RCMP officer fosters public mistrust in CBC interview
Staff Sergeant conflates traditional values with extremism...
I couldn’t believe a cop would say something so ignorant.
Was this the kind of person I’ve been trying to stand up for all these years? Someone who despises what I believe?
I’ve defended police in Canada more times than I can remember.
I’ve made online petitions, written effective letters of commendation for officers wrongly attacked, and used social media as a platform to support police when they were at their most unpopular, in the wake of George Floyd’s death.
I’ve never been asked to do it, but I do it for Canadians. It’s generally a thankless task, but this is hard to stomach.
As I discuss in my book, the biggest mistake in the whole “defund the police” movement is that police literally are the line between the preservation of civil society and laissez faire anarchism. Removing police will lead to the loss of innocent lives and you can kiss any kind of public safety goodbye.
You can argue until you’re as blue in the face as that thin blue line, but without that intangible barrier, North Americans are asking for a repeat of the CHAZ/CHOP’s anarchism. A lawlessness based on nothing but the hope that men are at heart “noble savages,” as Jean-Jacques Rousseau (1712-1778) postulated.
As any police officer knows, men are rarely proven to be noble, but quite often can be savage, regardless of gender, race, colour or creed. Thugs come in all hues, shapes and sizes. Experience busts Rousseau’s “noble savage” as fantasy.
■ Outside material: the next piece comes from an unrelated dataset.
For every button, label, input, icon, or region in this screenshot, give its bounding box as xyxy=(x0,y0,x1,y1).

The world — and Canada — needs law and order.
In many regards, law and order are based in traditional values.
Traditional values mean an obedience to the law and a respect for the authorities who properly enforce it. Such practices are entirely crucial for a free society, including a liberal democracy like Canada, to function. Police rely on these practices by citizens every day, so they are respected, obeyed, and not contested or attacked for upholding the law.
To have an RCMP officer, regardless of gender, rank or personal beliefs, say:
As RCMP Staff Sergeant Camille Habel did on the CBC, is greatly concerning. It suggests there could be a similar ignorance of ideology among her fellow RCMP officers.
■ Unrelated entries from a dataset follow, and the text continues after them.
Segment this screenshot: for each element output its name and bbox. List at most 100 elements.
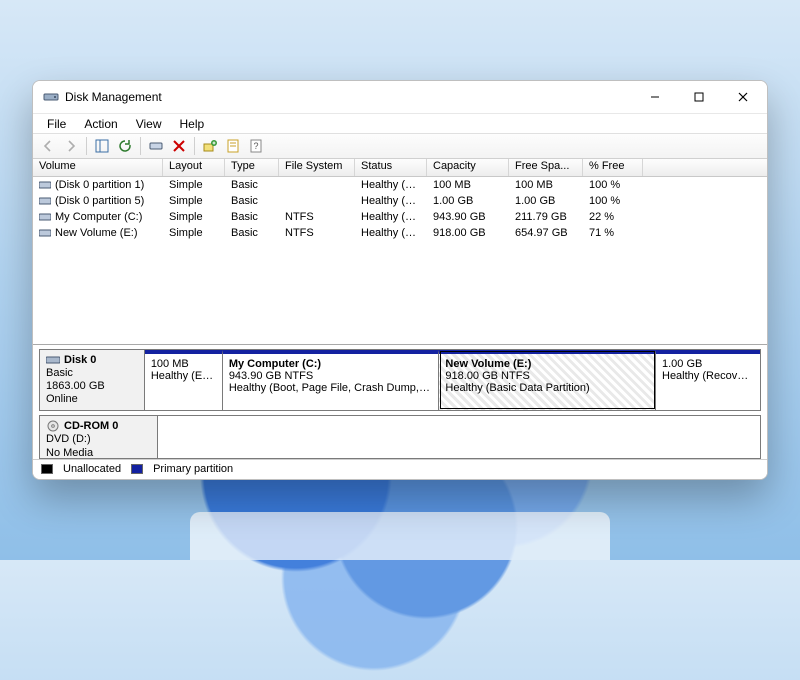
partition-size: 918.00 GB NTFS (445, 370, 649, 382)
disk-0-row[interactable]: Disk 0 Basic 1863.00 GB Online 100 MB He… (39, 349, 761, 411)
volume-list-body: (Disk 0 partition 1) Simple Basic Health… (33, 177, 767, 241)
disk-small-icon (148, 138, 164, 154)
legend-primary: Primary partition (153, 463, 233, 475)
tree-icon (94, 138, 110, 154)
cdrom-type: DVD (D:) (46, 433, 151, 445)
help-icon: ? (248, 138, 264, 154)
forward-button[interactable] (60, 135, 82, 157)
disk-management-icon (43, 89, 59, 105)
partition-title: New Volume (E:) (445, 358, 649, 370)
volume-status: Healthy (B... (355, 227, 427, 239)
menubar: File Action View Help (33, 113, 767, 133)
forward-arrow-icon (63, 138, 79, 154)
rescan-disks-button[interactable] (145, 135, 167, 157)
menu-action[interactable]: Action (76, 116, 125, 132)
col-layout[interactable]: Layout (163, 159, 225, 176)
volume-free: 1.00 GB (509, 195, 583, 207)
volume-type: Basic (225, 211, 279, 223)
disk-name: Disk 0 (64, 354, 96, 366)
menu-file[interactable]: File (39, 116, 74, 132)
menu-help[interactable]: Help (172, 116, 213, 132)
volume-free: 211.79 GB (509, 211, 583, 223)
volume-fs: NTFS (279, 211, 355, 223)
volume-icon (39, 228, 51, 238)
cdrom-name: CD-ROM 0 (64, 420, 118, 432)
cdrom-0-label[interactable]: CD-ROM 0 DVD (D:) No Media (40, 416, 158, 458)
legend: Unallocated Primary partition (33, 459, 767, 477)
volume-list-header: Volume Layout Type File System Status Ca… (33, 159, 767, 177)
partition-size: 100 MB (151, 358, 216, 370)
volume-type: Basic (225, 227, 279, 239)
partition-efi[interactable]: 100 MB Healthy (EFI Sy (145, 350, 223, 410)
partition-size: 1.00 GB (662, 358, 754, 370)
volume-name: (Disk 0 partition 5) (55, 195, 144, 207)
disk-size: 1863.00 GB (46, 380, 138, 392)
col-filesystem[interactable]: File System (279, 159, 355, 176)
hard-disk-icon (46, 354, 60, 366)
volume-layout: Simple (163, 227, 225, 239)
minimize-button[interactable] (633, 82, 677, 112)
volume-icon (39, 180, 51, 190)
disk-0-partitions: 100 MB Healthy (EFI Sy My Computer (C:) … (145, 350, 760, 410)
properties-icon (225, 138, 241, 154)
titlebar[interactable]: Disk Management (33, 81, 767, 113)
close-button[interactable] (721, 82, 765, 112)
partition-c[interactable]: My Computer (C:) 943.90 GB NTFS Healthy … (223, 350, 440, 410)
volume-row[interactable]: (Disk 0 partition 1) Simple Basic Health… (33, 177, 767, 193)
col-capacity[interactable]: Capacity (427, 159, 509, 176)
taskbar-hint (190, 512, 610, 560)
volume-type: Basic (225, 179, 279, 191)
partition-status: Healthy (Recovery Partiti (662, 370, 754, 382)
col-type[interactable]: Type (225, 159, 279, 176)
col-freespace[interactable]: Free Spa... (509, 159, 583, 176)
legend-unallocated: Unallocated (63, 463, 121, 475)
volume-free: 654.97 GB (509, 227, 583, 239)
back-button[interactable] (37, 135, 59, 157)
show-hide-console-tree-button[interactable] (91, 135, 113, 157)
volume-layout: Simple (163, 195, 225, 207)
cdrom-0-row[interactable]: CD-ROM 0 DVD (D:) No Media (39, 415, 761, 459)
volume-row[interactable]: My Computer (C:) Simple Basic NTFS Healt… (33, 209, 767, 225)
swatch-unallocated (41, 464, 53, 474)
col-pctfree[interactable]: % Free (583, 159, 643, 176)
volume-icon (39, 196, 51, 206)
volume-name: My Computer (C:) (55, 211, 142, 223)
volume-status: Healthy (B... (355, 211, 427, 223)
toolbar: ? (33, 133, 767, 159)
volume-layout: Simple (163, 179, 225, 191)
volume-capacity: 918.00 GB (427, 227, 509, 239)
help-button[interactable]: ? (245, 135, 267, 157)
properties-button[interactable] (222, 135, 244, 157)
disk-type: Basic (46, 367, 138, 379)
volume-fs: NTFS (279, 227, 355, 239)
volume-name: (Disk 0 partition 1) (55, 179, 144, 191)
volume-icon (39, 212, 51, 222)
partition-size: 943.90 GB NTFS (229, 370, 433, 382)
partition-recovery[interactable]: 1.00 GB Healthy (Recovery Partiti (656, 350, 760, 410)
volume-pct: 71 % (583, 227, 643, 239)
partition-e-selected[interactable]: New Volume (E:) 918.00 GB NTFS Healthy (… (439, 350, 656, 410)
volume-row[interactable]: New Volume (E:) Simple Basic NTFS Health… (33, 225, 767, 241)
new-simple-volume-button[interactable] (199, 135, 221, 157)
partition-title: My Computer (C:) (229, 358, 433, 370)
maximize-button[interactable] (677, 82, 721, 112)
menu-view[interactable]: View (128, 116, 170, 132)
volume-pct: 100 % (583, 179, 643, 191)
disk-0-label[interactable]: Disk 0 Basic 1863.00 GB Online (40, 350, 145, 410)
volume-name: New Volume (E:) (55, 227, 138, 239)
delete-button[interactable] (168, 135, 190, 157)
svg-text:?: ? (253, 141, 258, 151)
volume-free: 100 MB (509, 179, 583, 191)
disk-management-window: Disk Management File Action View Help (32, 80, 768, 480)
col-status[interactable]: Status (355, 159, 427, 176)
partition-status: Healthy (EFI Sy (151, 370, 216, 382)
cdrom-empty-area (158, 416, 760, 458)
swatch-primary (131, 464, 143, 474)
refresh-button[interactable] (114, 135, 136, 157)
graphical-view-pane: Disk 0 Basic 1863.00 GB Online 100 MB He… (33, 345, 767, 479)
col-volume[interactable]: Volume (33, 159, 163, 176)
volume-layout: Simple (163, 211, 225, 223)
volume-row[interactable]: (Disk 0 partition 5) Simple Basic Health… (33, 193, 767, 209)
partition-status: Healthy (Basic Data Partition) (445, 382, 649, 394)
refresh-icon (117, 138, 133, 154)
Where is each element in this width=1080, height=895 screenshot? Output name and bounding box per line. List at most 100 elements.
Habel demonstrates a shocking lack of understanding of what exactly traditional values are. Traditional values include respect, obedience and even support for law enforcement. To suggest otherwise is completely false, and in complete discord with the history of traditional conservatism.
The RCMP offered a rationalization for Habel’s comments when contacted by the Western Standard, a news site which frequently espouses such traditional values, and where I contribute as a guest columnist.
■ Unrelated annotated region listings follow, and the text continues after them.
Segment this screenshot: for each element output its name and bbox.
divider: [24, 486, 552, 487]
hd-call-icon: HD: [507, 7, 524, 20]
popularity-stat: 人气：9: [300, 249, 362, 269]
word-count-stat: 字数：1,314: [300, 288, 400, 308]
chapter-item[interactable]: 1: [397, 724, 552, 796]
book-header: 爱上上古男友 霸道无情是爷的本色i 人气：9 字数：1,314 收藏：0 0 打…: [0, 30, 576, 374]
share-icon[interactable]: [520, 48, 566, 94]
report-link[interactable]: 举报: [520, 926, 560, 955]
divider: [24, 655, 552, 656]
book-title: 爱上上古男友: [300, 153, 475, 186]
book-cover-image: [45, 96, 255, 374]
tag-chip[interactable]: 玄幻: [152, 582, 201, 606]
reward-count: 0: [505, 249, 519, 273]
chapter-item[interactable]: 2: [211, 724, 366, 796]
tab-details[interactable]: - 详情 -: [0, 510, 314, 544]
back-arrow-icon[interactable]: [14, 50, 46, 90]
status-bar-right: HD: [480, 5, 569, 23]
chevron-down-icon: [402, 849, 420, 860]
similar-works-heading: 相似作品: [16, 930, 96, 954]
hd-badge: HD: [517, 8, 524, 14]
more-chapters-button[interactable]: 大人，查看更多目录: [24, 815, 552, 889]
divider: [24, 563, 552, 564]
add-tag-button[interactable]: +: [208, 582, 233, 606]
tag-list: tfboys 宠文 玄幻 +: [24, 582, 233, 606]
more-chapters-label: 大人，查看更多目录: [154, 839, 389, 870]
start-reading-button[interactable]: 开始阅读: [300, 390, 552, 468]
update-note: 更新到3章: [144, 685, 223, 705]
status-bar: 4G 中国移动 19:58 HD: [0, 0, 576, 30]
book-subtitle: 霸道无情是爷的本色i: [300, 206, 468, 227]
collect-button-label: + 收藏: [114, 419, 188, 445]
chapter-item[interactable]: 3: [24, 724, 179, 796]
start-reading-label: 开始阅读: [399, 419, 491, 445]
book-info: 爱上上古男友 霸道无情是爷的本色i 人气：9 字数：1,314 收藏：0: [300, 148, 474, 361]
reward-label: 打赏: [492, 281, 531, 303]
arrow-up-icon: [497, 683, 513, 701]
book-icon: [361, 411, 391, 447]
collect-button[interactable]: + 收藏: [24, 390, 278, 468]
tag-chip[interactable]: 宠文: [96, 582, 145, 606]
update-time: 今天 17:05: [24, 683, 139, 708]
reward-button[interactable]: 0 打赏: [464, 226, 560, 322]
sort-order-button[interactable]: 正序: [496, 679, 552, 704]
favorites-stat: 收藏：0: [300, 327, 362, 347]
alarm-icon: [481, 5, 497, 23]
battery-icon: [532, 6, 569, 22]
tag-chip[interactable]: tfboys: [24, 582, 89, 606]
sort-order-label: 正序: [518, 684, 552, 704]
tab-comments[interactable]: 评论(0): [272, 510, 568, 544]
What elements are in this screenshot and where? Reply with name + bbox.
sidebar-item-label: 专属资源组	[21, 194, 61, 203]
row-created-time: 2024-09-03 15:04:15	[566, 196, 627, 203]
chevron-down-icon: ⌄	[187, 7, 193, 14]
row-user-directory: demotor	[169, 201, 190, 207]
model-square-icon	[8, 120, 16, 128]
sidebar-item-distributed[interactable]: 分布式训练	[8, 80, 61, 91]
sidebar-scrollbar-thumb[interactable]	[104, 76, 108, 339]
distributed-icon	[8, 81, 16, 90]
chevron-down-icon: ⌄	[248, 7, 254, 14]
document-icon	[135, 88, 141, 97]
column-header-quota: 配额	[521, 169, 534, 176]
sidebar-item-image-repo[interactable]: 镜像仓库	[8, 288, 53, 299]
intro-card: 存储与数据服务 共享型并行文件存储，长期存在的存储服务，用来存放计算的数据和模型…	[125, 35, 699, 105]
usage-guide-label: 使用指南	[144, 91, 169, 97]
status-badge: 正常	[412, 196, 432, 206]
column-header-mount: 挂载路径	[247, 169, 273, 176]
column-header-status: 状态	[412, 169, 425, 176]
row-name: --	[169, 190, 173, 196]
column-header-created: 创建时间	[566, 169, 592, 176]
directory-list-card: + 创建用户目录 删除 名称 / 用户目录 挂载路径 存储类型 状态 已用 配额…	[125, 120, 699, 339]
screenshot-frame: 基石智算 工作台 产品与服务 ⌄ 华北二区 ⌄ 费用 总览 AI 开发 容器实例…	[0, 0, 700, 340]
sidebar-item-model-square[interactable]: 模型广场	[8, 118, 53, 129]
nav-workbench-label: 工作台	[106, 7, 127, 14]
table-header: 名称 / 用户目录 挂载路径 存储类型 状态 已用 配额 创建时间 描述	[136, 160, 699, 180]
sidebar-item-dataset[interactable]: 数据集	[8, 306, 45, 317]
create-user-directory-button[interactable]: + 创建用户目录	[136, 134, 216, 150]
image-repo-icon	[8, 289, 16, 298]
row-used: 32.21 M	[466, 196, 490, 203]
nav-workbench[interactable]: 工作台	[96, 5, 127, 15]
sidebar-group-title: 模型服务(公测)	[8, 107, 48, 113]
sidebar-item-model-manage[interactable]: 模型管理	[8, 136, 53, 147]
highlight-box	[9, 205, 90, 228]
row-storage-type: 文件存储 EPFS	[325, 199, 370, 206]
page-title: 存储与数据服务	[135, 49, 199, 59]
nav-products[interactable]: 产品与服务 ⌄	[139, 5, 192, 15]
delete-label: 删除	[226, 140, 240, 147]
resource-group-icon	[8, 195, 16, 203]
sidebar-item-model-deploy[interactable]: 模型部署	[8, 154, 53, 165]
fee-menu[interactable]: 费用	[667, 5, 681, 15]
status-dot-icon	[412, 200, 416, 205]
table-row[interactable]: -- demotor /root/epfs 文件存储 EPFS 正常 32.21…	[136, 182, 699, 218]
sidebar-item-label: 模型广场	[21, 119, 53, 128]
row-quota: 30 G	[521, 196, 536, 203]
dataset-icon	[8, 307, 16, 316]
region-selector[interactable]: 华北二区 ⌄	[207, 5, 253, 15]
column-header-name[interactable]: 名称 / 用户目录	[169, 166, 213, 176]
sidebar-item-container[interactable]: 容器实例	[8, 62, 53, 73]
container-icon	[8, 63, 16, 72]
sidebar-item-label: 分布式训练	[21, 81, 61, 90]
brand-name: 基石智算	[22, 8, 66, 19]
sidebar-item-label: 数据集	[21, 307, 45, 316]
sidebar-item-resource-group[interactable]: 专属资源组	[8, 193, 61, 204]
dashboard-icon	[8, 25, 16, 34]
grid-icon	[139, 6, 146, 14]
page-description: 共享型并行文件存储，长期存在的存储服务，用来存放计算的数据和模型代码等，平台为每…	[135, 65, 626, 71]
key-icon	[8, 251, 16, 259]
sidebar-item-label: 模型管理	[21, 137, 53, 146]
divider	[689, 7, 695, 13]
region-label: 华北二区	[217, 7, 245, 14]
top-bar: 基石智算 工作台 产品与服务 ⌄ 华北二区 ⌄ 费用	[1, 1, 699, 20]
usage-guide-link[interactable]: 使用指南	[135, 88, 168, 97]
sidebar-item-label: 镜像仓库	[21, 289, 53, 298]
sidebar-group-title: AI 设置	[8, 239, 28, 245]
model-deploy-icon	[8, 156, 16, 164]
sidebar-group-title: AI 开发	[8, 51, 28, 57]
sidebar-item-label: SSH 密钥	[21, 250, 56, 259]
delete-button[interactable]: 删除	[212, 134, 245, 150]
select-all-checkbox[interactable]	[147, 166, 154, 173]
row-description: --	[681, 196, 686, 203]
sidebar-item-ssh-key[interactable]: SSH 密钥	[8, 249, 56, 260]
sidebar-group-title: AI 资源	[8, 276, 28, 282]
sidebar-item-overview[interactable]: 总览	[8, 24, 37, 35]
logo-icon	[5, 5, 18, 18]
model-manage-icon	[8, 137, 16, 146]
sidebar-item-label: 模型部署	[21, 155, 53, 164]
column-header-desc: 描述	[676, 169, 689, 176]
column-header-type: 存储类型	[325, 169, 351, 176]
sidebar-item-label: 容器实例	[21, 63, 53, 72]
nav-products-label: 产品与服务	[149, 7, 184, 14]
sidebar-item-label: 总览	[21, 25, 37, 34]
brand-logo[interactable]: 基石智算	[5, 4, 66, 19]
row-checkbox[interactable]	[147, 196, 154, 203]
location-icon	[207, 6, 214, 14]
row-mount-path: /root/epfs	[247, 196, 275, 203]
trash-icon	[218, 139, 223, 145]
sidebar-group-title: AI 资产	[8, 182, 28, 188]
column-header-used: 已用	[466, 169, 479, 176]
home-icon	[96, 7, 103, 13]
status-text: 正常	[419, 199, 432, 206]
The link to that WS article and the RCMP’s response has been scrubbed for reasons unbeknownst to me.
The RCMP’s excuse for the debacle, which I read before the article was scrubbed, was to deny any implication against traditional values. According to the Mounties’ brass, the misinterpreted dialogue in Habel’s CBC interview was meant to explain a rapid change in ideological orientation could be related to a turn toward extremism.
But if that really was the case, and the Staff Sergeant meant no slight against anyone, then Habel should know how to express that concept without demonizing traditional values. It doesn’t take a mastery of the English language to be able to do this, either.
If Staff Sgt. Habel, or any RCMP officer for that matter, cannot do this, in whatever language they speak in public, then they shouldn’t be in public relations. They should be assigned other duties that do not give them the opportunity to worsen relations with the Canadian public, which the RCMP clearly continues to struggle with.
I’ve been trying to make things more amenable between law enforcement and the public, even in the West, where there is a marked distrust for the RCMP.
I’ve been asked during personal phone calls to say whether I trust the RCMP, and, at those times, I said “yes.” Thank you, Staff Sgt. Habel, for making me look the fool. Should I have said something different?
People continue to be scared and mistrustful because of the RCMP’s portrayal in the media and repeated claims of sexual harassment, police brutality, and systemic racism. More rarely, people will have individual experiences that underlie such beliefs.
I’ve been called all sorts of names for sticking up for cops, whether municipal, provincial, or national. I will continue to stand up for them. But I’m a social conservative, and my values are indeed traditional values. I have respect for law enforcement, I obey the law, and I support the police.
However, I cannot support the police when they openly attack not only who I am, but part of the very foundational values that makes law enforcement who they are.
Do the RCMP even understand the history of law and traditional values?
This officer needs to know where their profession comes from, and the people who are responsible for the support police receive today. Until this officer understands those (very basic) concepts, she should not be conducting public relations.